Ms Smethers said. “Trump Turnberry is similar to many other UK workplaces. Men dominate the top and women are undervalued and underpaid. Bonus gaps of over 50 per cent simply cannot be justified and explained away.”
Anna Ritchie Allan, executive director of Close the Gap, also dismissed Trump Turnberry’s explanations for the pay inequalities.
She said: “We’re increasingly seeing employers cite the causes of their pay gap, such having more men in senior roles, as a justification for the gap.
“This feeds the misconception that having men in high-paid jobs and women in low-paid jobs is an inevitable outcome.”
She added: “Identifying why you’ve got a pay gap should just be the first step. Addressing pay discrimination is critical, but companies also have to look at the types of jobs men and women are doing.

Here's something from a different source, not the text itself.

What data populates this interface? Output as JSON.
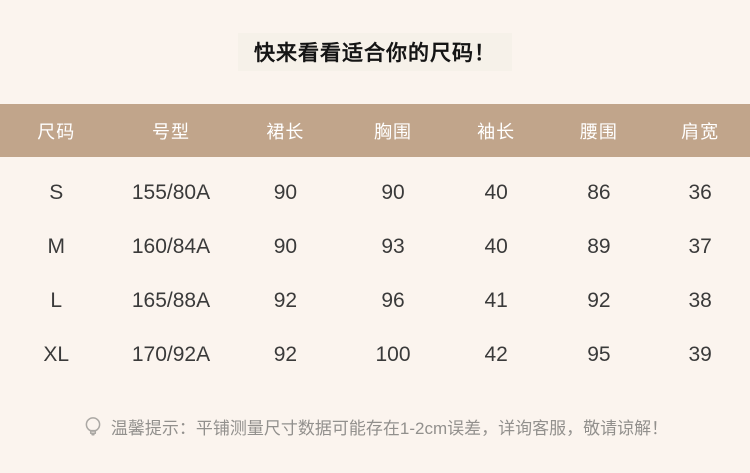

“They have to examine how workplace culture impacts on men and women differently, and then change their practice to ensure that women are not disadvantaged.”
Scottish Greens co-convener Patrick Harvie said: “Trump is a sexist bully, so the fact that equal pay doesn’t seem to matter at his golf courses will surprise no one.”

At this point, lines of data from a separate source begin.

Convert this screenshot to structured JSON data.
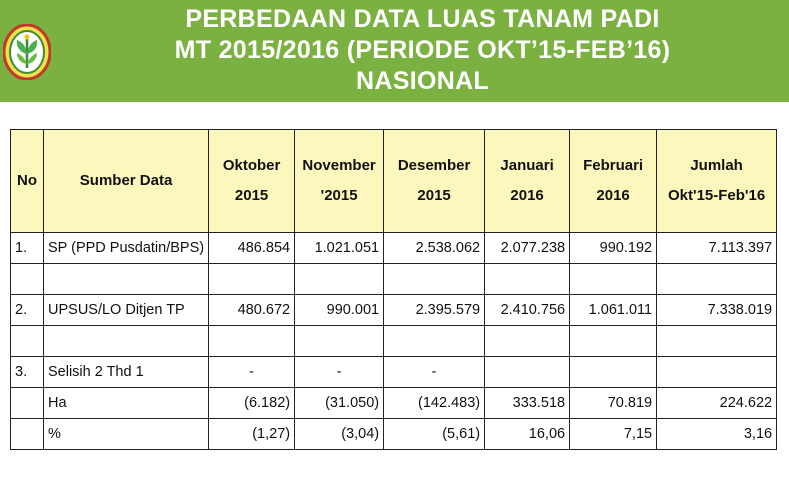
{
  "title": {
    "line1": "PERBEDAAN DATA LUAS TANAM PADI",
    "line2": "MT 2015/2016 (PERIODE OKT’15-FEB’16)",
    "line3": "NASIONAL"
  },
  "colors": {
    "header_bg": "#7bb141",
    "table_header_bg": "#fbf7bd"
  },
  "logo": {
    "icon": "ministry-of-agriculture-seal-icon"
  },
  "table": {
    "headers": {
      "no": "No",
      "source": "Sumber Data",
      "oct": [
        "Oktober",
        "2015"
      ],
      "nov": [
        "November",
        "'2015"
      ],
      "dec": [
        "Desember",
        "2015"
      ],
      "jan": [
        "Januari",
        "2016"
      ],
      "feb": [
        "Februari",
        "2016"
      ],
      "total": [
        "Jumlah",
        "Okt'15-Feb'16"
      ]
    },
    "rows": {
      "sp": {
        "no": "1.",
        "source": "SP (PPD Pusdatin/BPS)",
        "oct": "486.854",
        "nov": "1.021.051",
        "dec": "2.538.062",
        "jan": "2.077.238",
        "feb": "990.192",
        "total": "7.113.397"
      },
      "upsus": {
        "no": "2.",
        "source": "UPSUS/LO Ditjen TP",
        "oct": "480.672",
        "nov": "990.001",
        "dec": "2.395.579",
        "jan": "2.410.756",
        "feb": "1.061.011",
        "total": "7.338.019"
      },
      "selisih": {
        "no": "3.",
        "source": "Selisih 2 Thd 1",
        "oct": "-",
        "nov": "-",
        "dec": "-"
      },
      "ha": {
        "source": "Ha",
        "oct": "(6.182)",
        "nov": "(31.050)",
        "dec": "(142.483)",
        "jan": "333.518",
        "feb": "70.819",
        "total": "224.622"
      },
      "pct": {
        "source": "%",
        "oct": "(1,27)",
        "nov": "(3,04)",
        "dec": "(5,61)",
        "jan": "16,06",
        "feb": "7,15",
        "total": "3,16"
      }
    }
  }
}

In a November 2015 interview, Mr Trump, then running for the presidency, defended his recruitment policies over the years and claimed he was a longstanding champion of women’s rights in the workplace.
“I have been very, very good for women,” he said. “I was way ahead of the curve.”
In the same Washington Post interview, Mr Cohen described Mr Trump as a “performance-based individual” who did not care if an employee’s name was “Mary or Joe.”
He added: “There are more female executives at the Trump Organisation than there are male.
“And women who are similarly situated in positions similar to that of their male counterparts, are actually paid more.”
Since taking up office in the White House, Mr Trump has been roundly criticised for failing to address pay inequalities in the US.
Last year, his administration rolled back an Obama-era policy aimed at eliminating the gender pay gap.
The ruling, which would have compelled large firms to report breakdowns to the US government of what they pay employees by race and gender, was denounced by the Trump administration as “enormously burdensome.”
An analysis of Mr Trump’s hiring policies by The Atlantic magazine in March claimed his White House has named twice as many men as women to appointed positions.
It stated that just 33 per cent of Mr Trump’s appointees are women, compared to 47 per cent of the US national workforce. The current incarnation of Mr Trump’s 16-strong cabinet includes only three women.
Turnberry’s six-page report into pay - a mandatory requirement under new equality legislation - also highlighted the difficulties Mr Trump’s firm has encountered in hiring staff, despite the fact it is one of the country’s most high profile golf resorts.
Trump Turnberry’s management concede that they have struggled to fulfil its recruitment goals due to the enclave’s “geographical isolation” on the South Ayrshire coastline, a problem that has led to it trying to hire staff directly from local schools and colleges.
The data in its gender pay report was based on payroll records from April last year.
Neither Trump Turnberry nor the Trump Organisation responded to The Scotsman’s enquiries.
According to the most recent accounts filed with Companies House by Trump Turnberry’s parent company, SLC Turnberry, it employs 313 staff, with a total wage bill of £5.3m. It is currently advertising to fill 25 vacancies.
Mr Trump’s other Scottish resort, Trump International Golf Links in Aberdeenshire, employs just 93 people, including Sarah Malone, the executive-vice president.
Under the Equality Act 2010 (Gender Pay Gap Information) Regulations 2017, employers with 250 or more employees must publish and report specific figures about their gender pay gap.
Organisations with less than 250 employees can publish the data voluntarily but are not obliged to do so.